COMENTARIOS INICIALES

La secuencia diagnóstica ha sido sistemática y muy “repetitiva” (los cultivos), se sugieren estudios adicionales para aclarar la naturaleza del proceso (ver más adelante).

Los tratamientos realizados hasta ahora se han revelado muy poco efectivos.

El pronóstico estará relacionado con un diagnóstico certero más claro y cuando se realicen las valoraciones clínicas, las exploraciones físicas pertinentes y las pruebas urológicas necesarias.

EVALUACIÓN CASO Y DOLOR

El paciente ha sido enfocado a un diagnóstico de prostatitis crónica bacteriana. No obstante, el diagnostico de prostatitis crónica bacteriana es probablemente insuficiente dado el tiempo transcurrido. Probablemente, tenga asociado un síndrome del elevador del ano, en el contexto de un síndrome de dolor miofascial de suelo pélvico, y una neuropatía sensitiva del nervio pudendo. Todo ello debe ser objetivado con análisis urológicos (test de los 4 vasos) y test neurofisiológicos adecuados (electroneurografía y electromiografía)
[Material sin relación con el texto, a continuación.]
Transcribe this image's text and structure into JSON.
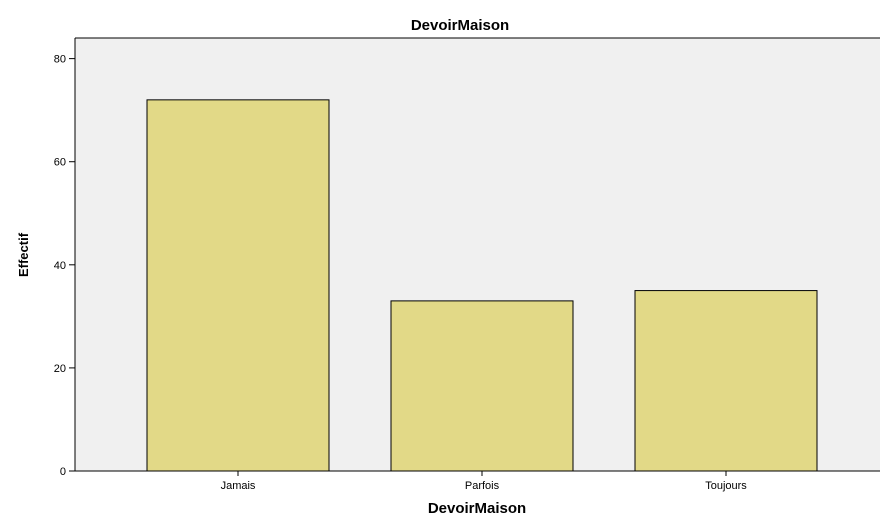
{
  "chart_data": {
    "type": "bar",
    "title": "DevoirMaison",
    "xlabel": "DevoirMaison",
    "ylabel": "Effectif",
    "categories": [
      "Jamais",
      "Parfois",
      "Toujours"
    ],
    "values": [
      72,
      33,
      35
    ],
    "ylim": [
      0,
      84
    ],
    "yticks": [
      "0",
      "20",
      "40",
      "60",
      "80"
    ],
    "grid": false,
    "legend": "none",
    "colors": {
      "bar_fill": "#e2d987",
      "bar_stroke": "#000000",
      "plot_background": "#f0f0f0"
    }
  }
}
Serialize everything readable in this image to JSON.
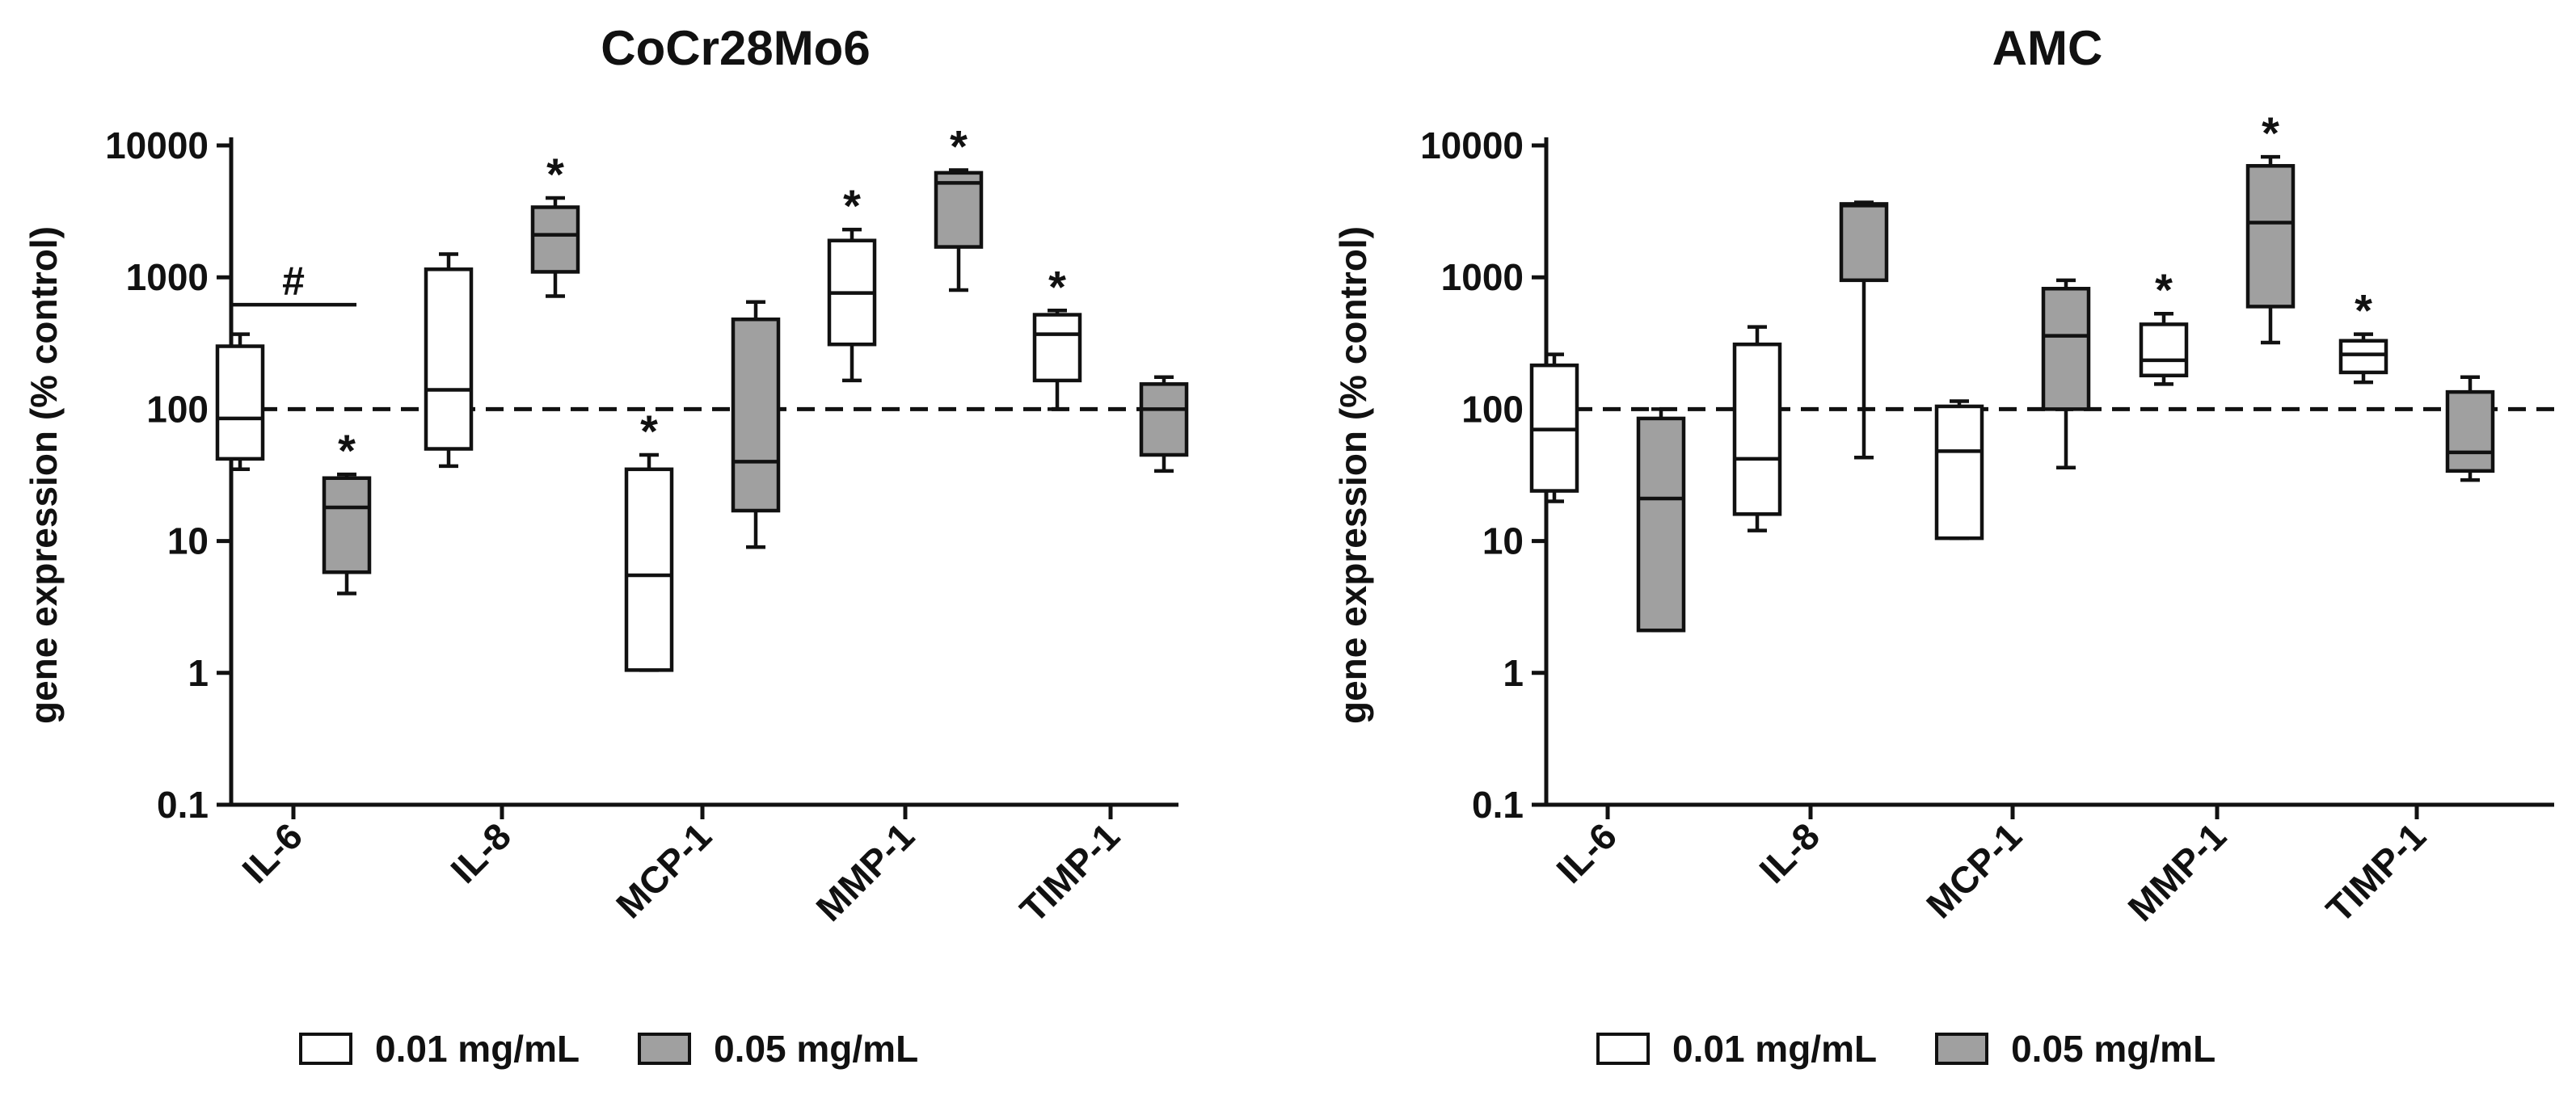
{
  "legend": {
    "series1_label": "0.01 mg/mL",
    "series2_label": "0.05 mg/mL"
  },
  "colors": {
    "series1_fill": "#ffffff",
    "series2_fill": "#a0a0a0",
    "stroke": "#111111"
  },
  "chart_data": [
    {
      "type": "box",
      "title": "CoCr28Mo6",
      "ylabel": "gene expression (% control)",
      "yscale": "log",
      "ylim": [
        0.1,
        10000
      ],
      "yticks": [
        "0.1",
        "1",
        "10",
        "100",
        "1000",
        "10000"
      ],
      "reference_line": 100,
      "categories": [
        "IL-6",
        "IL-8",
        "MCP-1",
        "MMP-1",
        "TIMP-1"
      ],
      "series": [
        {
          "name": "0.01 mg/mL",
          "boxes": [
            {
              "min": 35,
              "q1": 42,
              "median": 85,
              "q3": 300,
              "max": 370,
              "mark": ""
            },
            {
              "min": 37,
              "q1": 50,
              "median": 140,
              "q3": 1150,
              "max": 1500,
              "mark": ""
            },
            {
              "min": 1.05,
              "q1": 1.05,
              "median": 5.5,
              "q3": 35,
              "max": 45,
              "mark": "*"
            },
            {
              "min": 165,
              "q1": 310,
              "median": 760,
              "q3": 1900,
              "max": 2300,
              "mark": "*"
            },
            {
              "min": 100,
              "q1": 165,
              "median": 370,
              "q3": 520,
              "max": 560,
              "mark": "*"
            }
          ]
        },
        {
          "name": "0.05 mg/mL",
          "boxes": [
            {
              "min": 4,
              "q1": 5.8,
              "median": 18,
              "q3": 30,
              "max": 32,
              "mark": "*"
            },
            {
              "min": 720,
              "q1": 1100,
              "median": 2100,
              "q3": 3400,
              "max": 4000,
              "mark": "*"
            },
            {
              "min": 9,
              "q1": 17,
              "median": 40,
              "q3": 480,
              "max": 650,
              "mark": ""
            },
            {
              "min": 800,
              "q1": 1700,
              "median": 5200,
              "q3": 6200,
              "max": 6500,
              "mark": "*"
            },
            {
              "min": 34,
              "q1": 45,
              "median": 100,
              "q3": 155,
              "max": 175,
              "mark": ""
            }
          ]
        }
      ],
      "annotations": [
        {
          "text": "#",
          "category": "IL-6",
          "y": 620
        }
      ]
    },
    {
      "type": "box",
      "title": "AMC",
      "ylabel": "gene expression (% control)",
      "yscale": "log",
      "ylim": [
        0.1,
        10000
      ],
      "yticks": [
        "0.1",
        "1",
        "10",
        "100",
        "1000",
        "10000"
      ],
      "reference_line": 100,
      "categories": [
        "IL-6",
        "IL-8",
        "MCP-1",
        "MMP-1",
        "TIMP-1"
      ],
      "series": [
        {
          "name": "0.01 mg/mL",
          "boxes": [
            {
              "min": 20,
              "q1": 24,
              "median": 70,
              "q3": 215,
              "max": 260,
              "mark": ""
            },
            {
              "min": 12,
              "q1": 16,
              "median": 42,
              "q3": 310,
              "max": 420,
              "mark": ""
            },
            {
              "min": 10.5,
              "q1": 10.5,
              "median": 48,
              "q3": 105,
              "max": 115,
              "mark": ""
            },
            {
              "min": 155,
              "q1": 180,
              "median": 235,
              "q3": 440,
              "max": 530,
              "mark": "*"
            },
            {
              "min": 160,
              "q1": 190,
              "median": 260,
              "q3": 330,
              "max": 370,
              "mark": "*"
            }
          ]
        },
        {
          "name": "0.05 mg/mL",
          "boxes": [
            {
              "min": 2.1,
              "q1": 2.1,
              "median": 21,
              "q3": 85,
              "max": 100,
              "mark": ""
            },
            {
              "min": 43,
              "q1": 950,
              "median": 3500,
              "q3": 3600,
              "max": 3700,
              "mark": ""
            },
            {
              "min": 36,
              "q1": 100,
              "median": 360,
              "q3": 820,
              "max": 950,
              "mark": ""
            },
            {
              "min": 320,
              "q1": 600,
              "median": 2600,
              "q3": 7000,
              "max": 8200,
              "mark": "*"
            },
            {
              "min": 29,
              "q1": 34,
              "median": 47,
              "q3": 135,
              "max": 175,
              "mark": ""
            }
          ]
        }
      ],
      "annotations": []
    }
  ]
}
OBSERVACIONES Y CONTRIBUCIONES DEL CONSULTANTE

¿Por qué pensamos qué es una prostatitis bacteriana crónica?

Fundamentalmente, por las recidivas periódicas y los cultivos de semen positivos a diferentes gérmenes. Por otro lado, el enrojecimiento de glande y el dolor posteyaculatorio son muy sugestivos de una prostatitis bacteriana crónica.

¿Por qué pensamos que podemos encontrarnos ante un síndrome del elevador del ano asociado?

Podríamos encontrarnos en un entorno donde puede coexistir un problema miofascial evolucionado y secundario a la prostatitis bacteriana.

Encontramos algunos indicios que apuntan a ello: molestias en la micción, dolor en glande y uretra y que empeora a lo largo de la jornada y aumento de dolor en periodos de crisis.

¿Serían necesarios algunos otros estudios complementarios para conocer el origen de mi problema?

Realización de pruebas neurofisiológicas completas por un experto en suelo pélvico (Dr. Zarza).

La prueba de Stamey-Meares o de los 4 vasos para confirmar o descartar la prostatitis bacteriana crónica. Tiene muchos falsos negativos.

¿Por qué descartamos una la neuralgia del pudendo por atrapamiento?

Los criterios de Aix-en-Provence (Anexo 1) para la neuralgia del pudendo por atrapamiento no se cumplen.

Los criterios de Nantes (Anexo 2) para la neuralgia del pudendo por atrapamiento no se cumplen en su totalidad y deben cumplirse.

El bloqueo del pudendo es negativo.

RECOMENDACIONES

No obstante, recomendamos se realice la prueba de Stamey-Meares o de los 4 vasos. Tras lo cual, debe iniciarse un tratamiento antibiótico según antibiograma durante un mes y medio. Si persiste la bacteria o se produce una nueva crisis se aconsejan infiltraciones intraprostáticas eco dirigidas de un coctel de antibióticos y corticoides, según técnica del Dr.  Guercini. Pueden ser 2 o 3 infiltraciones.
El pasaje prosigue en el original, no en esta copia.